6. Mejia – Having Hosmer (or Myers), Renfroe and Mejia back to back to back sets up a lot of K’s. Bump Mejia down one spot to hopefully get pitchers out of their rhythm
7. Margot/Cordero (for 2020 obviously) – I do think the CF position is the one that will be looked at hard to improve this offseason. I like Franchy, but health is proving to be a major issue for him unfortunately.
8. Urias – This one is tough. I do think Urias is a perfect #2 guy. For now though, let’s see a little more consistency from him. If he shows it the rest of the year, then bump him to #2 and Hosmer/Myers go to 5 while everyone else moves down a spot.
This lineup is dangerous although I do think another LHH is needed.
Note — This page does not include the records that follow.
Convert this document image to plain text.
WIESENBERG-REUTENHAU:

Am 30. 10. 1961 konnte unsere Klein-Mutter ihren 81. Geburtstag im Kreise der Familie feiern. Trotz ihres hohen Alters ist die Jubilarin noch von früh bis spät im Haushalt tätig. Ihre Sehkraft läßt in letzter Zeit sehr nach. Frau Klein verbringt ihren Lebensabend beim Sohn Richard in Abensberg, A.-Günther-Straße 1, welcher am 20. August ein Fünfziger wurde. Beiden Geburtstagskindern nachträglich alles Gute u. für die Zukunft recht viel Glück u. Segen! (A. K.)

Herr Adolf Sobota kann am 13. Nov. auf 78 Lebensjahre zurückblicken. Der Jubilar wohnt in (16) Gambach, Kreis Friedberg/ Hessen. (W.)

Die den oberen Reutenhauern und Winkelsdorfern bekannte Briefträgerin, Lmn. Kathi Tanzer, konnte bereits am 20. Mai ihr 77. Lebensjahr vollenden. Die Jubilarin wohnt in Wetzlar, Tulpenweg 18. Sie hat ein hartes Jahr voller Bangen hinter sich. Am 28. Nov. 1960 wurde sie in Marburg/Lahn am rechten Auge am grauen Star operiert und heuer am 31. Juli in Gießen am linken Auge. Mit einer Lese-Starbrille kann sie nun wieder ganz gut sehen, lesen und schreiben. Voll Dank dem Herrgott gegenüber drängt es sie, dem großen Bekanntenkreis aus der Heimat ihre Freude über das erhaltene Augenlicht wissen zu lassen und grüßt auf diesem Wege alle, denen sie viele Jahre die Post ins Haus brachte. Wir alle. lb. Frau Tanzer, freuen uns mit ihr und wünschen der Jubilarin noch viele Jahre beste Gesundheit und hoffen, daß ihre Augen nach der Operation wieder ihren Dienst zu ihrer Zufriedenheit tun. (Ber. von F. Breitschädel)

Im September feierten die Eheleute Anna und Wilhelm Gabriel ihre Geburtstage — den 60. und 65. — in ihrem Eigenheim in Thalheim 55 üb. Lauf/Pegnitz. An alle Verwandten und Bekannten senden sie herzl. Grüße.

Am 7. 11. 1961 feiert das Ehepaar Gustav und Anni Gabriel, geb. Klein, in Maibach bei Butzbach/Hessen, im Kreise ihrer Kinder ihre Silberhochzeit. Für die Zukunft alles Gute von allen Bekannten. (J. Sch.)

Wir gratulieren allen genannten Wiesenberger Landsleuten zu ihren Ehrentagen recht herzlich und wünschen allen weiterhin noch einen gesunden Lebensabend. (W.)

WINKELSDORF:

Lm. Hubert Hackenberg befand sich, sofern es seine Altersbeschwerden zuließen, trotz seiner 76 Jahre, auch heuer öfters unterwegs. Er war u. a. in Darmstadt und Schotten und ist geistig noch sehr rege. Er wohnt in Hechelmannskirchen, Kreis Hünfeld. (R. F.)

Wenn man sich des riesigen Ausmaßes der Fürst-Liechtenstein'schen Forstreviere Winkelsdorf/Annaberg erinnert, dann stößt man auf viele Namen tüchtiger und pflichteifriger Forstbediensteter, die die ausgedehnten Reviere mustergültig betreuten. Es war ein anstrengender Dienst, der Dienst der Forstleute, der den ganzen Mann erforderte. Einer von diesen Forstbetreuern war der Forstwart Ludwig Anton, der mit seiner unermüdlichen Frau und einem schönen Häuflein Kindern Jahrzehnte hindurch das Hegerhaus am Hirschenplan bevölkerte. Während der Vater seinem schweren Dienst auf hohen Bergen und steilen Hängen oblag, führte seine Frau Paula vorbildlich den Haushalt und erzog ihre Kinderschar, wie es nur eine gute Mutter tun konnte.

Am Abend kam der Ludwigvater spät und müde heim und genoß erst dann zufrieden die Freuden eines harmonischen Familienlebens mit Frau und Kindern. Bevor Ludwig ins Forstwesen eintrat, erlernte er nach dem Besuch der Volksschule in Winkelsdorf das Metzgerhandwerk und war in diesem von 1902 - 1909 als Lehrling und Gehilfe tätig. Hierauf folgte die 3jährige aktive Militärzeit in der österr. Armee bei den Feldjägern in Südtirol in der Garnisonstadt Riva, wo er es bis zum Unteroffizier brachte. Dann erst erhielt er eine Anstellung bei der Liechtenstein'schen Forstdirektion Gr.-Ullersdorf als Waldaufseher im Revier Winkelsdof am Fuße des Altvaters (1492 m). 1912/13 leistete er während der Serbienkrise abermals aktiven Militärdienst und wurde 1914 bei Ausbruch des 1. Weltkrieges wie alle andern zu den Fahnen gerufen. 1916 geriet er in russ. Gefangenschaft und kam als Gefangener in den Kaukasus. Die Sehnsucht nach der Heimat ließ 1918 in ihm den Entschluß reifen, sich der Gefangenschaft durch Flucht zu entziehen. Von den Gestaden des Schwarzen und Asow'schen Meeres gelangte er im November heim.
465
CF is really the only option for that spot.
This team either needs Urias and Mejia to take a major step forward, AND Myers to return to form, or it needs new players.
A team with Hosmer 3rd and Renfroe 4th is not a playoff team. Hosmer has a very meh 102 wRC+, he should be hitting 6th. Renfroe has an OBP of .299, he should be hitting 7th.
I agree with your advocacy for another LHH. Perhaps Renfroe moves to CF and Trammel comes up and plays RF?
Read Bill James and bring your thinking current.
Teams in the know value on base percentage and power. Machado should hit 2nd. Not barely holding on to his roster spot, replaced by Wil Myers in CF to get some offense out of that position Margot.
This is another reason Green should be fired. Too stupid to see what others are doing, and too stubborn to change.
And no team that has league average hitters batting 2nd and 5th is going to the playoffs. Hosmer should be batting 6th and Margot 9th.
The one that doesn’t have Wil Myers in it.